L’ondata di arrivi più abbondante è iniziata alla fine del 2006, e nel 2007 gli iracheni sono diventati il gruppo più numeroso di rifugiati registrati, dopo il Sudan. Tuttavia, dal 2008, alcuni hanno cominciato a tornare in Iraq. Tra gennaio e settembre 2009, l’UNHCR, ha aiutato 619 iracheni a ritornare nella loro terra.

Ma la maggior parte dei rifugiati non intendono tornare in Iraq. Nelle loro storie, nei loro occhi si riesce a capire il perché. Una donna sciita intervistata dagli operatori dell’UNHCR ha dichiarato che il suo futuro lo vede nel paese ospitante. “Ho lasciato Baghdad nel 2006, con le mie due figlie in aereo, dopo aver ricevuto una serie di minacce di morte da parte dei miliziani.” Ha raccontato la donna che era vice-presidente di un organizzazione per i diritti umani a Baghdad.

Qualcuno ha portato risparmi, qualcun altro ha perso tutto e dipende interamente dall’UNHCR e dallla Caritas.
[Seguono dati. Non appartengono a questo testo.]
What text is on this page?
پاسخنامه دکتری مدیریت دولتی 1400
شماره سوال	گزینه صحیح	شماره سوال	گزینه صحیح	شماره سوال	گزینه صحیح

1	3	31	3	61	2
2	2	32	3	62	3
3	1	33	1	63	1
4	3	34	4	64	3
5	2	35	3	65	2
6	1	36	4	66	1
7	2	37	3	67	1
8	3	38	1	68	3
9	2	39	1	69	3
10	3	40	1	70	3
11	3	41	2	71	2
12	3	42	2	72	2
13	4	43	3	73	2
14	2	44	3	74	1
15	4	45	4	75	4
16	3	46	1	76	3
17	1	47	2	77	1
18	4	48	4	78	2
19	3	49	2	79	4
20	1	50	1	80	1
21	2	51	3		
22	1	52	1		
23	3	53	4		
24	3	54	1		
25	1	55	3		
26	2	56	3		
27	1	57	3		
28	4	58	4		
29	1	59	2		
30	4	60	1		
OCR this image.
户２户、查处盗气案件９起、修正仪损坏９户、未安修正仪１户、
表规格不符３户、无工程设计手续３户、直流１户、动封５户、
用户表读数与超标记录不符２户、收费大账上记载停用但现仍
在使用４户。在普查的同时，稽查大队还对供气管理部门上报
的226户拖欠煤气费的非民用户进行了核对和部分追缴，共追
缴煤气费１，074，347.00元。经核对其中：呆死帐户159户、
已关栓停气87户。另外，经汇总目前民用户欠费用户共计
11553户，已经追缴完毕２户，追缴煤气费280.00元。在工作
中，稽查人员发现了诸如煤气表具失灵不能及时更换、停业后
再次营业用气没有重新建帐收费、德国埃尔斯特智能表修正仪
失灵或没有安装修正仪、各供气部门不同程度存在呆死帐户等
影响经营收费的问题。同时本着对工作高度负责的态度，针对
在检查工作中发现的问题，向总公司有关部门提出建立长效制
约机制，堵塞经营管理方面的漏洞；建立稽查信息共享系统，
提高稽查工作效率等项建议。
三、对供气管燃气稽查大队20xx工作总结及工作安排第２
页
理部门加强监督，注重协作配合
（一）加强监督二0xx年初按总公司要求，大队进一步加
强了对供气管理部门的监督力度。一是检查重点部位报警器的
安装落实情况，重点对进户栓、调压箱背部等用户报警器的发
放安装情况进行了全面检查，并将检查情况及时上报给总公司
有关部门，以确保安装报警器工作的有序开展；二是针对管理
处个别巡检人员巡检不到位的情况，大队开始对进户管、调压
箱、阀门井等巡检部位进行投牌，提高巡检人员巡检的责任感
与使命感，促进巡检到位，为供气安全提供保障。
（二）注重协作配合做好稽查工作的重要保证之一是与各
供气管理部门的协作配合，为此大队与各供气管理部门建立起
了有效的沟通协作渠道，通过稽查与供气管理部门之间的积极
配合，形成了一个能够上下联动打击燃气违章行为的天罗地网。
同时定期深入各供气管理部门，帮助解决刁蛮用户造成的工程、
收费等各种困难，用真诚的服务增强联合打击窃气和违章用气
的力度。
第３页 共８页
Nonostante le difficoltà l’obiettivo di molti iracheni è quello di restare in Egitto. Qualcuno ha iniziato a trovare lavoro stabile, e molti ragazzi frequentano le scuole e le università egiziane. ”L'UNHCR mi dà £ 4.500 egiziani (823 dollari) all’anno per l'istruzione delle mie figlie. Ho anche ricevuto un assegno mensile da parte della Caritas, perché io sono considerato un caso vulnerabile. Le mie figlie non sanno che ho ricevuto alcun sostegno. Pensano che io lavoro, perché è quello che io dico loro e ogni giorno faccio finta di andare a lavorare. Perché nella mia società è vergognoso dover chiedere aiuto agli altri al di fuori della famiglia.” dice un’altra donna.

L’UNHCR e le ong si stanno impegnando per cercare lavoro e dare più stabilità alle persone più vulnerabili, ma se i governi non mettono la loro mano, l’agenzia per i rifugiati può far ben poco per salvare questa popolazione. Tutto ciò, non deve essere visto come un problema egiziano, ma è una gravissima questione internazionale. I rifugiati, in ogni parte del mondo, sono abbandonati a se stessi. Si da loro quel poco che si vuol dare e sembra che la coscienza, di chi offre carità, torni apposto.

La vita da rifugiato non è facile. Si è obbligati ad abbandonare la propria casa, la propria quotidianità, senza sapere cosa ti aspetta. “Nonostante tutti i problemi in Iraq, prima delle minacce di morte, avevamo una bella vita. Qui, al Cairo, non abbiamo prospettive.” Dice la donna intervistata dall’UNHCR.